Variable is a container to hold data (or information) that we want to work with.

Variable can hold

 - a single value: 10, 10.5, "abc", factor, NA, NULL

 - multiple values: vector, matrix, list

 - specially formatted data (values): data.frame

 

<Naming Rule>

1. Consist of alphabet letter, '.' (dot), '_' (underscore) only.

2. First letter should be alphabet letter or dot('.')

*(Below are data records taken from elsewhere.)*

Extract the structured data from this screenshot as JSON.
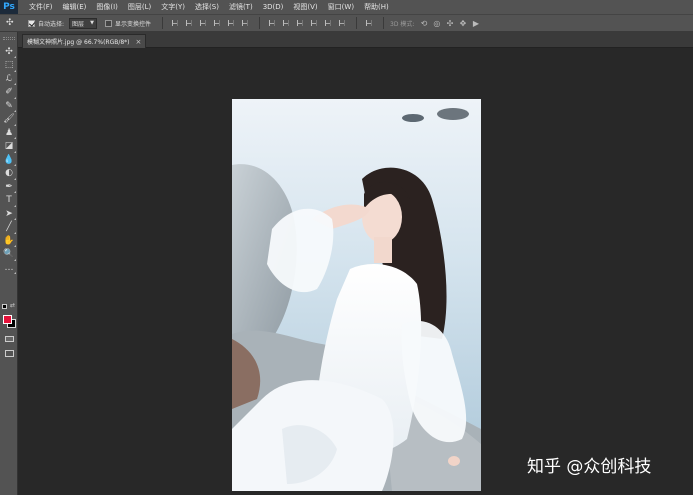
{
  "app": {
    "logo": "Ps"
  },
  "menu": [
    "文件(F)",
    "编辑(E)",
    "图像(I)",
    "图层(L)",
    "文字(Y)",
    "选择(S)",
    "滤镜(T)",
    "3D(D)",
    "视图(V)",
    "窗口(W)",
    "帮助(H)"
  ],
  "options": {
    "move_glyph": "✣",
    "auto_select_label": "自动选择:",
    "auto_select_checked": true,
    "auto_select_value": "图层",
    "show_transform_label": "显示变换控件",
    "show_transform_checked": false,
    "mode_label": "3D 模式:"
  },
  "document": {
    "tab_title": "模糊文神照片.jpg @ 66.7%(RGB/8*)",
    "close_glyph": "×"
  },
  "tools": [
    {
      "name": "move-tool-icon",
      "glyph": "✣"
    },
    {
      "name": "marquee-tool-icon",
      "glyph": "⬚"
    },
    {
      "name": "lasso-tool-icon",
      "glyph": "ℒ"
    },
    {
      "name": "quick-select-tool-icon",
      "glyph": "✐"
    },
    {
      "name": "crop-tool-icon",
      "glyph": "⌗"
    },
    {
      "name": "eyedropper-tool-icon",
      "glyph": "✎"
    },
    {
      "name": "healing-brush-tool-icon",
      "glyph": "✚"
    },
    {
      "name": "brush-tool-icon",
      "glyph": "🖌"
    },
    {
      "name": "clone-stamp-tool-icon",
      "glyph": "♟"
    },
    {
      "name": "history-brush-tool-icon",
      "glyph": "↺"
    },
    {
      "name": "eraser-tool-icon",
      "glyph": "◪"
    },
    {
      "name": "gradient-tool-icon",
      "glyph": "▥"
    },
    {
      "name": "blur-tool-icon",
      "glyph": "💧"
    },
    {
      "name": "dodge-tool-icon",
      "glyph": "◐"
    },
    {
      "name": "pen-tool-icon",
      "glyph": "✒"
    },
    {
      "name": "type-tool-icon",
      "glyph": "T"
    },
    {
      "name": "path-select-tool-icon",
      "glyph": "➤"
    },
    {
      "name": "line-tool-icon",
      "glyph": "╱"
    },
    {
      "name": "hand-tool-icon",
      "glyph": "✋"
    },
    {
      "name": "zoom-tool-icon",
      "glyph": "🔍"
    },
    {
      "name": "more-tools-icon",
      "glyph": "…"
    }
  ],
  "colors": {
    "foreground": "#e5123a",
    "background": "#000000",
    "accent": "#31a8ff"
  },
  "watermark": "知乎 @众创科技"
}
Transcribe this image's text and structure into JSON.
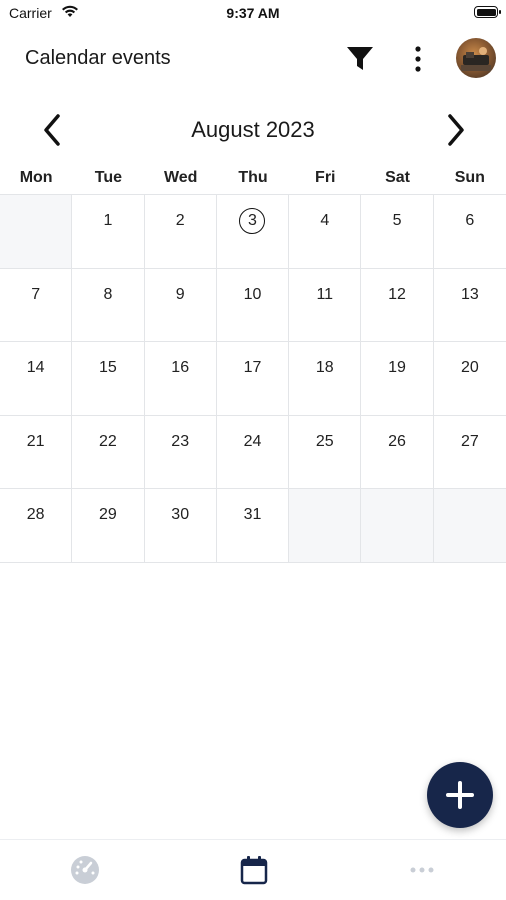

3. Second letter after '.' cannot be numeric letter.

 

ex) my_first_variable <- 35.121

john_weight <- 67

my_weight <- 70

1 > 3

[1] FALSE

 

john_weight < my_weight

[1] TRUE

 

typeof(john_weight < my_weight)

[1] "logical"

 

 

<Operators>

a <- 10.5

b <- 20

c <- 4

a + b ## addition

[1] 30.5

 

a - c ## subtraction

[1] 6.5

 

a * c ## multiplication

[1] 42

 

b / c ## division

[1] 5

 

a %% c ## remainer

[1] 2.5

 

a > b ## inequality

[1] FALSE

 

a * 2 == b ## equality

[1] FALSE

 

!(a > b) ## negation

[1] TRUE

 

(b > a)  & (b > c) ## logical AND

[1] TRUE

 

(a > b) | (a > c) ## logical OR

[1] TRUE

 

<Data Type - Missing Value (NA)>

my.grade <- 100

your.grade <- 50

his.grade <- NA

is.na(my.grade)

[1] FALSE

is.na(his.grade)

[1] TRUE

 

<Data type of some special values>

typeof(Inf)    ## Infinity

[1] "double"

typeof(-Inf)   ## Minus Infinity

[1] "double"

typeof(NA)   ## Missing Value

[1] "logical"

 

 

<VECTOR>

- A vector is a sequence of data elements of the same basic type.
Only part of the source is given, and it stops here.